Smile of Buddha
-Other dimensions-
By the end of the 19th century the empirical, "scientific" understanding of the material world was driving a significant number of artists toward an exploration of noumenal reality, accessible to intution rather than the sense or the intellect.
"Art became the creation of reality"
Kandinsky's book, On the spiritual in art.
For a Kandinsky, a "true" work of art leads a full inner life-good art has soul. Klang, spiritual reverberation.
Like Kandinsky, Duchamp set out to liberate both art and its audience.
For Duchamp art was emptiness, a space wherein the viewer "brings the work in contact with the external world by deciphering and interpreting its inner qualifications and thus adds his contribution to the creative act."
The degree to which the artist fails to fully convey his intention creates a "gap" that is energized by the potential of this encounter. "What art is in reality is this missing link, not the links which exist. It's not what you see that is art, art is the gap." In other words, art, like everything else, is empty of inherent self-existence.

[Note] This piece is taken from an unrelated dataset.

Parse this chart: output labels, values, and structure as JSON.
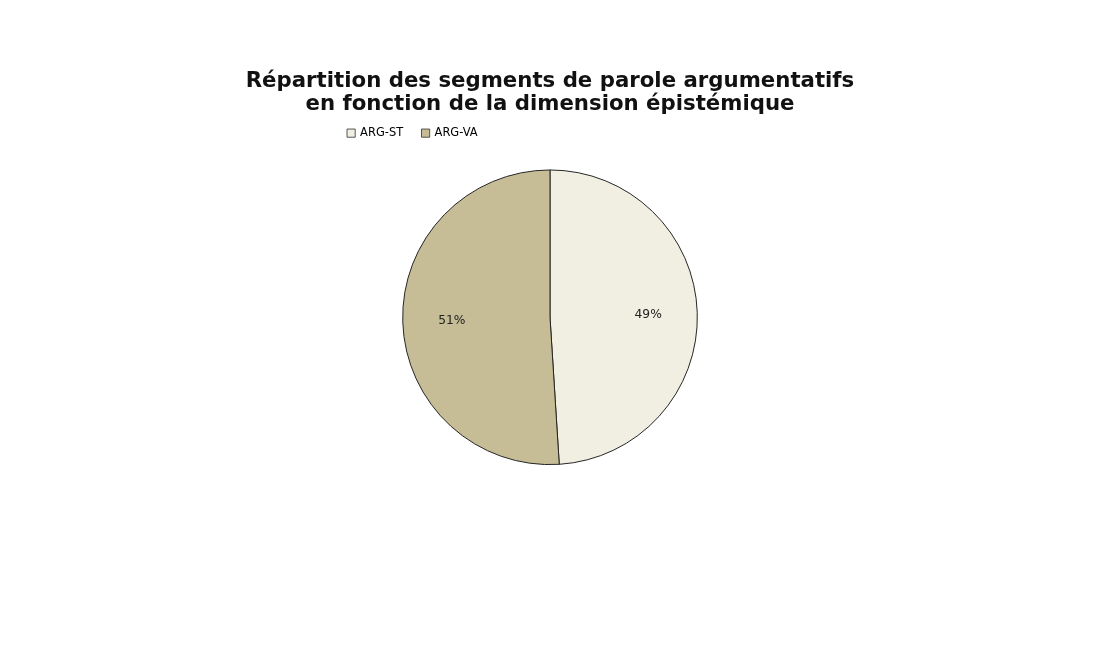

Duchamp's viewer-response theory of art:rasa.
Rasa resides not in the artist or the object, but in the mind of viewer-just as the taste of wine exists not in the vintner or in its bottle, but in the mouth of the one who drinks it.

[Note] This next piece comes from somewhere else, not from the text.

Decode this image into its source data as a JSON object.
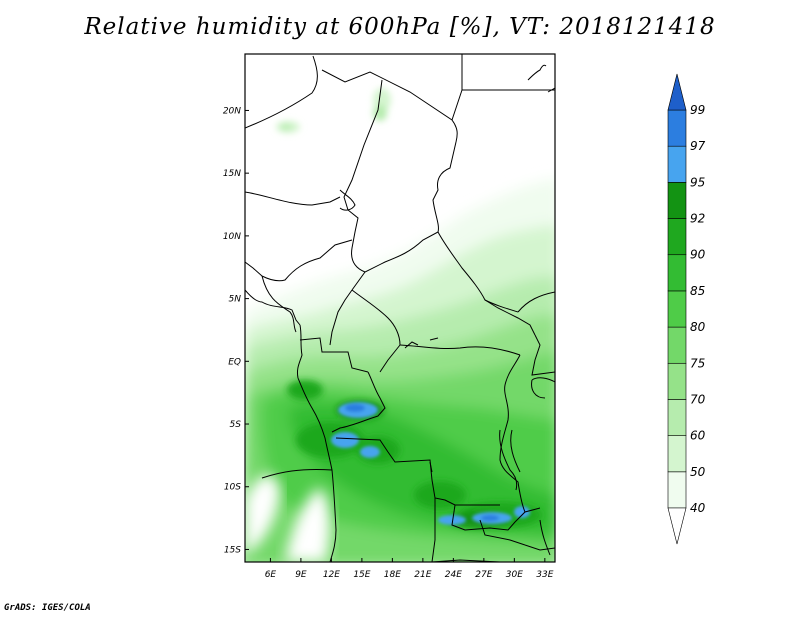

Duchamp and Brancusi-Mahayana Buddhism known as Tantrayana or Vajrayana
Mahayana Buddhism recongnized two main paths to awakening: the Sutra Way, in which the practitioner patiently explores and works on the afflictions of his or her mindstream by engaging in prescribed practice as meditation, and the Tantra Way, in which practitioners cultivate a vision of the world as a mandala and themselves as buddhas or bodhisattvas-"enlightement beings", who vow to retain human from untill everyone achieves enlightenment.
The goal of Tantric contemplative exercises is to experience samsara(journeying, the cycle of existence) and nirvana(release) as one and the same.

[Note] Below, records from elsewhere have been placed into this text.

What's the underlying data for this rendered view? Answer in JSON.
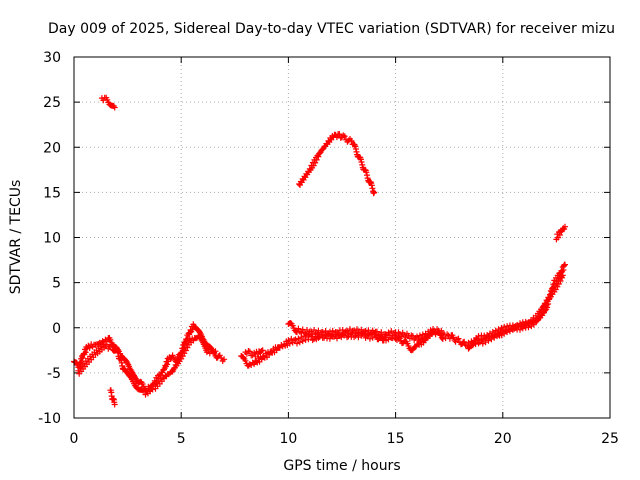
{
  "chart_data": {
    "type": "scatter",
    "title": "Day 009 of 2025, Sidereal Day-to-day VTEC variation (SDTVAR) for receiver mizu",
    "xlabel": "GPS time / hours",
    "ylabel": "SDTVAR / TECUs",
    "xlim": [
      0,
      25
    ],
    "ylim": [
      -10,
      30
    ],
    "x_ticks": [
      "0",
      "5",
      "10",
      "15",
      "20",
      "25"
    ],
    "y_ticks": [
      "-10",
      "-5",
      "0",
      "5",
      "10",
      "15",
      "20",
      "25",
      "30"
    ],
    "grid": true,
    "marker": "+",
    "color": "#ff0000",
    "series": [
      {
        "name": "main-trace",
        "points": [
          [
            0.0,
            -3.5
          ],
          [
            0.2,
            -4.5
          ],
          [
            0.4,
            -3.2
          ],
          [
            0.6,
            -2.2
          ],
          [
            0.8,
            -2.0
          ],
          [
            1.0,
            -1.9
          ],
          [
            1.2,
            -1.7
          ],
          [
            1.4,
            -1.5
          ],
          [
            1.6,
            -1.3
          ],
          [
            1.8,
            -1.6
          ],
          [
            2.0,
            -2.5
          ],
          [
            2.2,
            -3.8
          ],
          [
            2.4,
            -5.0
          ],
          [
            2.6,
            -5.6
          ],
          [
            2.8,
            -6.1
          ],
          [
            3.0,
            -6.6
          ],
          [
            3.2,
            -7.1
          ],
          [
            3.4,
            -7.2
          ],
          [
            3.6,
            -6.7
          ],
          [
            3.8,
            -5.9
          ],
          [
            4.0,
            -5.3
          ],
          [
            4.2,
            -4.6
          ],
          [
            4.4,
            -3.5
          ],
          [
            4.6,
            -3.2
          ],
          [
            4.8,
            -3.6
          ],
          [
            5.0,
            -2.8
          ],
          [
            5.2,
            -1.5
          ],
          [
            5.4,
            -0.5
          ],
          [
            5.6,
            0.3
          ],
          [
            5.8,
            -0.5
          ],
          [
            6.0,
            -1.3
          ],
          [
            6.2,
            -2.0
          ],
          [
            6.4,
            -2.5
          ],
          [
            6.6,
            -3.0
          ],
          [
            6.8,
            -3.3
          ],
          [
            7.0,
            -3.5
          ],
          [
            7.8,
            -3.3
          ],
          [
            8.0,
            -3.8
          ],
          [
            8.2,
            -4.1
          ],
          [
            8.4,
            -3.9
          ],
          [
            8.6,
            -3.6
          ],
          [
            8.8,
            -3.3
          ],
          [
            9.0,
            -3.0
          ],
          [
            9.2,
            -2.7
          ],
          [
            9.4,
            -2.4
          ],
          [
            9.6,
            -2.1
          ],
          [
            9.8,
            -1.9
          ],
          [
            10.0,
            -1.6
          ],
          [
            10.2,
            -1.4
          ],
          [
            10.4,
            -1.5
          ],
          [
            10.6,
            -1.3
          ],
          [
            10.8,
            -1.1
          ],
          [
            11.0,
            -1.0
          ],
          [
            11.2,
            -1.2
          ],
          [
            11.4,
            -0.9
          ],
          [
            11.6,
            -1.1
          ],
          [
            11.8,
            -1.0
          ],
          [
            12.0,
            -1.0
          ],
          [
            12.2,
            -0.9
          ],
          [
            12.4,
            -1.0
          ],
          [
            12.6,
            -0.8
          ],
          [
            12.8,
            -0.9
          ],
          [
            13.0,
            -0.8
          ],
          [
            13.2,
            -0.9
          ],
          [
            13.4,
            -0.7
          ],
          [
            13.6,
            -0.9
          ],
          [
            13.8,
            -1.0
          ],
          [
            14.0,
            -0.8
          ],
          [
            14.2,
            -1.1
          ],
          [
            14.4,
            -1.4
          ],
          [
            14.6,
            -1.1
          ],
          [
            14.8,
            -1.0
          ],
          [
            15.0,
            -1.1
          ],
          [
            15.2,
            -1.3
          ],
          [
            15.4,
            -1.6
          ],
          [
            15.6,
            -2.0
          ],
          [
            15.8,
            -2.4
          ],
          [
            16.0,
            -1.9
          ],
          [
            16.2,
            -1.6
          ],
          [
            16.4,
            -1.3
          ],
          [
            16.6,
            -0.8
          ],
          [
            16.8,
            -0.4
          ],
          [
            17.0,
            -0.6
          ],
          [
            17.2,
            -1.0
          ],
          [
            17.4,
            -0.9
          ],
          [
            17.6,
            -1.0
          ],
          [
            17.8,
            -1.3
          ],
          [
            18.0,
            -1.5
          ],
          [
            18.2,
            -1.8
          ],
          [
            18.4,
            -1.9
          ],
          [
            18.6,
            -1.7
          ],
          [
            18.8,
            -1.5
          ],
          [
            19.0,
            -1.6
          ],
          [
            19.2,
            -1.4
          ],
          [
            19.4,
            -1.2
          ],
          [
            19.6,
            -1.0
          ],
          [
            19.8,
            -0.8
          ],
          [
            20.0,
            -0.5
          ],
          [
            20.2,
            -0.4
          ],
          [
            20.4,
            -0.2
          ],
          [
            20.6,
            -0.1
          ],
          [
            20.8,
            0.0
          ],
          [
            21.0,
            0.2
          ],
          [
            21.2,
            0.3
          ],
          [
            21.4,
            0.5
          ],
          [
            21.6,
            0.8
          ],
          [
            21.8,
            1.3
          ],
          [
            22.0,
            2.0
          ],
          [
            22.2,
            3.5
          ],
          [
            22.4,
            5.0
          ],
          [
            22.6,
            5.7
          ],
          [
            22.8,
            6.5
          ],
          [
            22.9,
            7.0
          ]
        ]
      },
      {
        "name": "secondary-trace",
        "points": [
          [
            0.2,
            -5.0
          ],
          [
            0.6,
            -3.8
          ],
          [
            1.0,
            -2.8
          ],
          [
            1.4,
            -2.0
          ],
          [
            1.8,
            -2.2
          ],
          [
            2.2,
            -3.0
          ],
          [
            2.6,
            -4.6
          ],
          [
            3.0,
            -6.0
          ],
          [
            3.4,
            -6.8
          ],
          [
            3.8,
            -6.5
          ],
          [
            4.2,
            -5.5
          ],
          [
            4.6,
            -4.8
          ],
          [
            5.0,
            -3.2
          ],
          [
            5.4,
            -1.5
          ],
          [
            5.8,
            -1.0
          ],
          [
            6.2,
            -2.6
          ],
          [
            6.6,
            -2.6
          ],
          [
            8.0,
            -2.6
          ],
          [
            8.4,
            -3.0
          ],
          [
            8.8,
            -2.5
          ],
          [
            10.0,
            0.5
          ],
          [
            10.4,
            -0.3
          ],
          [
            10.8,
            -0.5
          ],
          [
            11.2,
            -0.5
          ],
          [
            11.6,
            -0.6
          ],
          [
            12.0,
            -0.6
          ],
          [
            12.4,
            -0.5
          ],
          [
            12.8,
            -0.4
          ],
          [
            13.2,
            -0.4
          ],
          [
            13.6,
            -0.5
          ],
          [
            14.0,
            -0.5
          ],
          [
            14.4,
            -0.8
          ],
          [
            14.8,
            -0.6
          ],
          [
            15.2,
            -0.7
          ],
          [
            15.6,
            -0.9
          ],
          [
            16.0,
            -1.2
          ],
          [
            16.4,
            -0.8
          ],
          [
            16.8,
            -0.3
          ],
          [
            17.2,
            -0.6
          ],
          [
            18.4,
            -2.3
          ],
          [
            18.8,
            -1.2
          ],
          [
            19.2,
            -1.0
          ],
          [
            19.6,
            -0.6
          ],
          [
            20.0,
            -0.2
          ],
          [
            20.4,
            0.1
          ],
          [
            20.8,
            0.3
          ],
          [
            21.2,
            0.5
          ],
          [
            21.6,
            1.2
          ],
          [
            22.0,
            2.8
          ],
          [
            22.4,
            4.2
          ],
          [
            22.8,
            5.8
          ]
        ]
      },
      {
        "name": "arc-morning",
        "points": [
          [
            1.3,
            25.5
          ],
          [
            1.5,
            25.3
          ],
          [
            1.7,
            24.9
          ],
          [
            1.9,
            24.4
          ]
        ]
      },
      {
        "name": "arc-midday",
        "points": [
          [
            10.5,
            15.8
          ],
          [
            11.0,
            17.5
          ],
          [
            11.5,
            19.5
          ],
          [
            12.0,
            21.0
          ],
          [
            12.2,
            21.4
          ],
          [
            12.5,
            21.2
          ],
          [
            13.0,
            20.5
          ],
          [
            13.5,
            17.8
          ],
          [
            14.0,
            15.0
          ]
        ]
      },
      {
        "name": "dip-morning",
        "points": [
          [
            1.7,
            -7.0
          ],
          [
            1.8,
            -7.8
          ],
          [
            1.9,
            -8.5
          ]
        ]
      },
      {
        "name": "late-rise",
        "points": [
          [
            22.5,
            10.0
          ],
          [
            22.7,
            10.6
          ],
          [
            22.9,
            11.2
          ]
        ]
      }
    ]
  }
}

Tantra's assumption of nonduality implies the collapse of all concepts, including those of purity and impurity.
John Dewey resolved Descarte's mind/body dualism by understanding the mind as a product of natural processes and the web of interactive relationships between human beings and world. As far as humans are concerned, the world is not comprised of things, or objects, but of happenings, or experience.
His book, art as Experience, he wrote, "in common conception, the work of art is often idenrified with the building, book, painting, or statue in its existence apart from human experience. Since the actual work of art is what the product does with and in experience, the result[of this misconception] is not favorable to understanding."
What Dewey said is that the "work" of art does not reside in the art object, but in what the object "does" within the mind of viewer. This view is very close to the Duchamp;'s concept of art as the gap in which experience occurs.
Duchamp's life goal as obtaining a "moderately clear and distinct idea of what the problems are that underlie the difficulties and evils which we experience."